Abstract Pseudo-slug flow is widely encountered in petroleum production systems, such as in upward inclined pipelines and deviated wells with liquid loading issues. To author's knowledge, there is no model yet available to predict the behavior of this flow pattern. This study presents a simple model to predict the design parameters of pseudo-slug flow (pressure gradient and liquid holdup). The modeling approach relies on the fact that pseudo-slug structure involves a continuous gas passage despite of apparent intermittency as a whole. Consequently, pseudo-slug flow is treated as a segregated flow with very large waves rather than a conventional slug unit cell. A modeling approach combining drift-flux and two-fluid models is proposed in this study.

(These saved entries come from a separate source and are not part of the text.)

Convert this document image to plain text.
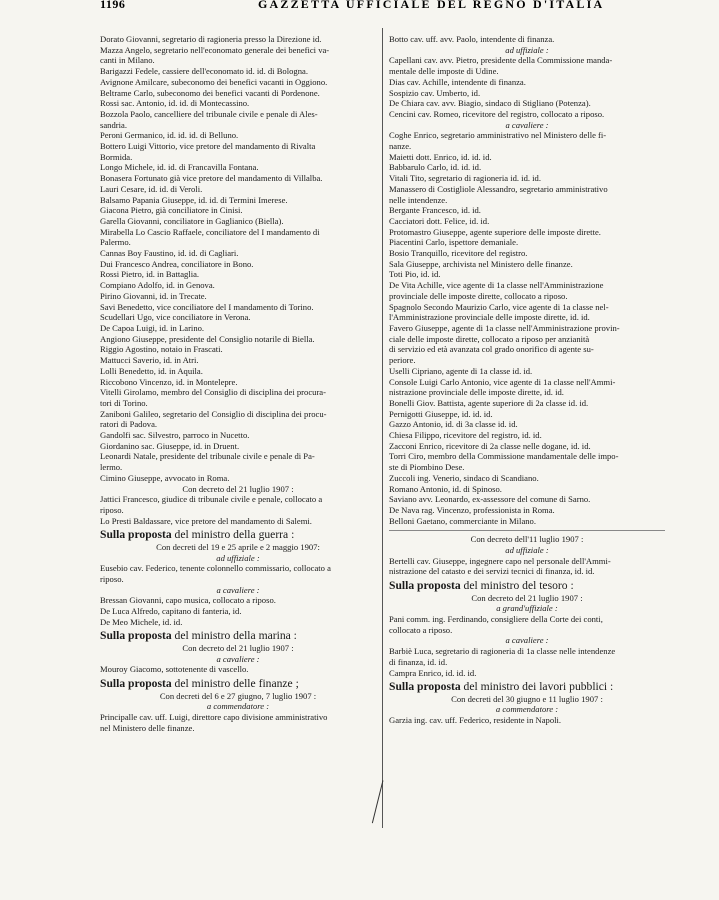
1196	GAZZETTA UFFICIALE DEL REGNO D'ITALIA
Dorato Giovanni, segretario di ragioneria presso la Direzione id.
Mazza Angelo, segretario nell'economato generale dei benefici va-
canti in Milano.
Barigazzi Fedele, cassiere dell'economato id. id. di Bologna.
Avignone Amilcare, subeconomo dei benefici vacanti in Oggiono.
Beltrame Carlo, subeconomo dei benefici vacanti di Pordenone.
Rossi sac. Antonio, id. id. di Montecassino.
Bozzola Paolo, cancelliere del tribunale civile e penale di Ales-
sandria.
Peroni Germanico, id. id. id. di Belluno.
Bottero Luigi Vittorio, vice pretore del mandamento di Rivalta
Bormida.
Longo Michele, id. id. di Francavilla Fontana.
Bonasera Fortunato già vice pretore del mandamento di Villalba.
Lauri Cesare, id. id. di Veroli.
Balsamo Papania Giuseppe, id. id. di Termini Imerese.
Giacona Pietro, già conciliatore in Cinisi.
Garella Giovanni, conciliatore in Gaglianico (Biella).
Mirabella Lo Cascio Raffaele, conciliatore del I mandamento di
Palermo.
Cannas Boy Faustino, id. id. di Cagliari.
Dui Francesco Andrea, conciliatore in Bono.
Rossi Pietro, id. in Battaglia.
Compiano Adolfo, id. in Genova.
Pirino Giovanni, id. in Trecate.
Savi Benedetto, vice conciliatore del I mandamento di Torino.
Scudellari Ugo, vice conciliatore in Verona.
De Capoa Luigi, id. in Larino.
Angiono Giuseppe, presidente del Consiglio notarile di Biella.
Riggio Agostino, notaio in Frascati.
Mattucci Saverio, id. in Atri.
Lolli Benedetto, id. in Aquila.
Riccobono Vincenzo, id. in Montelepre.
Vitelli Girolamo, membro del Consiglio di disciplina dei procura-
tori di Torino.
Zaniboni Galileo, segretario del Consiglio di disciplina dei procu-
ratori di Padova.
Gandolfi sac. Silvestro, parroco in Nucetto.
Giordanino sac. Giuseppe, id. in Druent.
Leonardi Natale, presidente del tribunale civile e penale di Pa-
lermo.
Cimino Giuseppe, avvocato in Roma.
Con decreto del 21 luglio 1907 :
Jattici Francesco, giudice di tribunale civile e penale, collocato a
riposo.
Lo Presti Baldassare, vice pretore del mandamento di Salemi.
Sulla proposta del ministro della guerra :
Con decreti del 19 e 25 aprile e 2 maggio 1907:
ad uffiziale :
Eusebio cav. Federico, tenente colonnello commissario, collocato a
riposo.
a cavaliere :
Bressan Giovanni, capo musica, collocato a riposo.
De Luca Alfredo, capitano di fanteria, id.
De Meo Michele, id. id.
Sulla proposta del ministro della marina :
Con decreto del 21 luglio 1907 :
a cavaliere :
Mouroy Giacomo, sottotenente di vascello.
Sulla proposta del ministro delle finanze ;
Con decreti del 6 e 27 giugno, 7 luglio 1907 :
a commendatore :
Principalle cav. uff. Luigi, direttore capo divisione amministrativo
nel Ministero delle finanze.
Botto cav. uff. avv. Paolo, intendente di finanza.
ad uffiziale :
Capellani cav. avv. Pietro, presidente della Commissione manda-
mentale delle imposte di Udine.
Dias cav. Achille, intendente di finanza.
Sospizio cav. Umberto, id.
De Chiara cav. avv. Biagio, sindaco di Stigliano (Potenza).
Cencini cav. Romeo, ricevitore del registro, collocato a riposo.
a cavaliere :
Coghe Enrico, segretario amministrativo nel Ministero delle fi-
nanze.
Maietti dott. Enrico, id. id. id.
Babbarulo Carlo, id. id. id.
Vitali Tito, segretario di ragioneria id. id. id.
Manassero di Costigliole Alessandro, segretario amministrativo
nelle intendenze.
Bergante Francesco, id. id.
Cacciatori dott. Felice, id. id.
Protomastro Giuseppe, agente superiore delle imposte dirette.
Piacentini Carlo, ispettore demaniale.
Bosio Tranquillo, ricevitore del registro.
Sala Giuseppe, archivista nel Ministero delle finanze.
Toti Pio, id. id.
De Vita Achille, vice agente di 1a classe nell'Amministrazione
provinciale delle imposte dirette, collocato a riposo.
Spagnolo Secondo Maurizio Carlo, vice agente di 1a classe nel-
l'Amministrazione provinciale delle imposte dirette, id. id.
Favero Giuseppe, agente di 1a classe nell'Amministrazione provin-
ciale delle imposte dirette, collocato a riposo per anzianità
di servizio ed età avanzata col grado onorifico di agente su-
periore.
Uselli Cipriano, agente di 1a classe id. id.
Console Luigi Carlo Antonio, vice agente di 1a classe nell'Ammi-
nistrazione provinciale delle imposte dirette, id. id.
Bonelli Giov. Battista, agente superiore di 2a classe id. id.
Pernigotti Giuseppe, id. id. id.
Gazzo Antonio, id. di 3a classe id. id.
Chiesa Filippo, ricevitore del registro, id. id.
Zacconi Enrico, ricevitore di 2a classe nelle dogane, id. id.
Torri Ciro, membro della Commissione mandamentale delle impo-
ste di Piombino Dese.
Zuccoli ing. Venerio, sindaco di Scandiano.
Romano Antonio, id. di Spinoso.
Saviano avv. Leonardo, ex-assessore del comune di Sarno.
De Nava rag. Vincenzo, professionista in Roma.
Belloni Gaetano, commerciante in Milano.
Con decreto dell'11 luglio 1907 :
ad uffiziale :
Bertelli cav. Giuseppe, ingegnere capo nel personale dell'Ammi-
nistrazione del catasto e dei servizi tecnici di finanza, id. id.
Sulla proposta del ministro del tesoro :
Con decreto del 21 luglio 1907 :
a grand'uffiziale :
Pani comm. ing. Ferdinando, consigliere della Corte dei conti,
collocato a riposo.
a cavaliere :
Barbiè Luca, segretario di ragioneria di 1a classe nelle intendenze
di finanza, id. id.
Campra Enrico, id. id. id.
Sulla proposta del ministro dei lavori pubblici :
Con decreti del 30 giugno e 11 luglio 1907 :
a commendatore :
Garzia ing. cav. uff. Federico, residente in Napoli.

This method eliminates the need to arbitrarily prescribe the interfacial friction factor correlations for pseudo-slug, which would conceivably differ from those of stratified/ wavy/ roll-waves flow reported in literature. A new closure relationship is needed for pseudo-slug flow drift-flux coefficients, which are easily derivable from experimental data in literature. Iterative procedure requirement to run the proposed model is minimal, which is an advantage for practical application. Additionally, this modeling approach does not produce multiple solutions, which may be exhibited by conventional two-fluid model. Pseudo-slug flow experimental data are collected from literature for benchmarking purpose. The accuracy of pressure gradient and holdup predictions of the proposed model is better than two state-of-the-art multiphase flow simulators, which generally treat pseudo-slug as slug flow. The values of interfacial friction factor naturally emerge in the calculation instead of being prescribed by a closure relationship. These calculated values exhibit sensible physical relations with pseudo-slug characteristics observed experimentally. The closure relationships for drift-flux coefficients remain to be improved in the future as more pseudo-slug experimental data become available.